Secagem de mamona da variedade BRS energia: experimentação e simulação.

Abstract

Castor oil-based by-products are used in the manufacture of several commercially important commodities like surfactants, coatings, greases, pharmaceuticals, cosmetics, polyesters, polymers, etc . The castor bean has in the compositions approximately 50% oil, with special characteristics such as high viscosity, heat and pressure stability, low freezing point and ability to form waxy substances after chemical treatments.

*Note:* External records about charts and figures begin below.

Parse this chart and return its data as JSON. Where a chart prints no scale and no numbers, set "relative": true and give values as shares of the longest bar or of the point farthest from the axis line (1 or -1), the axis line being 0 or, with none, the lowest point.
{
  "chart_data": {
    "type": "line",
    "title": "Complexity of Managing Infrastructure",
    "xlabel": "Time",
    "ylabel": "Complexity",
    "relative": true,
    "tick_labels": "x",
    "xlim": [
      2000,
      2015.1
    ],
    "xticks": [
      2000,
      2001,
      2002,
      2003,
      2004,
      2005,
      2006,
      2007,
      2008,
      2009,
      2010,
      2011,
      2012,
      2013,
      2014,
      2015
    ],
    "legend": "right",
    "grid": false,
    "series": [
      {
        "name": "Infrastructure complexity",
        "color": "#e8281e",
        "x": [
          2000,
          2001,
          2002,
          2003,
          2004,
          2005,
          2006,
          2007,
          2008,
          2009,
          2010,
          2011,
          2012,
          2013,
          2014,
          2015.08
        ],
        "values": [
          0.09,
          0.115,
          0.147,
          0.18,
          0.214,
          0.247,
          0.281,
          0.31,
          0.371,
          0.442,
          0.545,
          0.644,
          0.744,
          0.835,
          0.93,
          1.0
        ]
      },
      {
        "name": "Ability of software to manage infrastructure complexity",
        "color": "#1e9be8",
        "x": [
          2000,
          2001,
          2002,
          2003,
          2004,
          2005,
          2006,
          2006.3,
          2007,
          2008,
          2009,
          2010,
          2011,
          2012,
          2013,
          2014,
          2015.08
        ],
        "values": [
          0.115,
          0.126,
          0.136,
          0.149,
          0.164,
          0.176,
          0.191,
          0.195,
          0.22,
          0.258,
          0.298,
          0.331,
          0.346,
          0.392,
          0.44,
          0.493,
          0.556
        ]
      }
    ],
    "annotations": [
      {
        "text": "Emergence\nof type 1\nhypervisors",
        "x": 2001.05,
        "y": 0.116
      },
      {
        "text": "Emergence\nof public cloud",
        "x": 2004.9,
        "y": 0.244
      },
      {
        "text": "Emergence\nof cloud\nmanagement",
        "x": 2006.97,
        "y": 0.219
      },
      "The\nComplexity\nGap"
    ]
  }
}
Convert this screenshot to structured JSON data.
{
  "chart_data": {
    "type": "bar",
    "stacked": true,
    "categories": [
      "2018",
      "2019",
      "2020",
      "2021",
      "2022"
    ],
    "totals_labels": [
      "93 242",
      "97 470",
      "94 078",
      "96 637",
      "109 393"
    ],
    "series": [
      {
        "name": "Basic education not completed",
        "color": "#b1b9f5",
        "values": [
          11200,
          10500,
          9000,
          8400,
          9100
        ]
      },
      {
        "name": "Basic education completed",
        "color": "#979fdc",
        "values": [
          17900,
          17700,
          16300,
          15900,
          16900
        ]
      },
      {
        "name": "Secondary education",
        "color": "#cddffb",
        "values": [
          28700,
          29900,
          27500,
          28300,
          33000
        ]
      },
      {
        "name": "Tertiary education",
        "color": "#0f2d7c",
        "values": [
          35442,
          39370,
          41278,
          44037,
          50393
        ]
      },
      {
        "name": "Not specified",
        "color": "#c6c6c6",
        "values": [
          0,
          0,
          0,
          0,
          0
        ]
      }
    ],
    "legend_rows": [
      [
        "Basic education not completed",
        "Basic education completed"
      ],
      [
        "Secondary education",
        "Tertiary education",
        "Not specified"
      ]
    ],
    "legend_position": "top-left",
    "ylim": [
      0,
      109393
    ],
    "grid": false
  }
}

The castor bean is a potential candidate for the production of biodiesel; However, this product must be dried, in order, to reduce moisture content (10%), for safe storage. Drying is a complex operation involving transient transfer of heat and mass that provokes physical and chemical transformations in the product, which, in turn, may cause changes in the quality thereof, as well as the mechanisms of heat and mass transfer. This work presents an experimental and numerical study of castor bean fruits drying (Ricinus communis L., variety "BRS Energia"). A three-dimensional transient mathematical model is presented to predict the heat and mass transfer and to simulate the distribution of temperature and moisture content inside the solid, considering the constant thermophysical properties, using ANSYS CFX® software. For validation of the numerical methodology were performed drying experiments with castor bean fruits of the variety BRS Energy. In the experiments, were used drying temperatures of 40, 50, 60, 70, 80, 90 and 100ºC. The experimental data of drying were adjusted to the empirical mathematical model of Page, presenting for all treatments, coefficients of determination (R2) greater than 99.60% and standard deviation values of the estimate (SE) lower than 0.0165. The drying kinetics of temperature and moisture content obtained by CFX® were compared with the experimental drying kinetics and a good approximation has been obtained. Diffusive mass coefficients were obtained for different drying conditions. It was found that the diffusive mass transport coefficients tend to increase with increasing drying air temperature.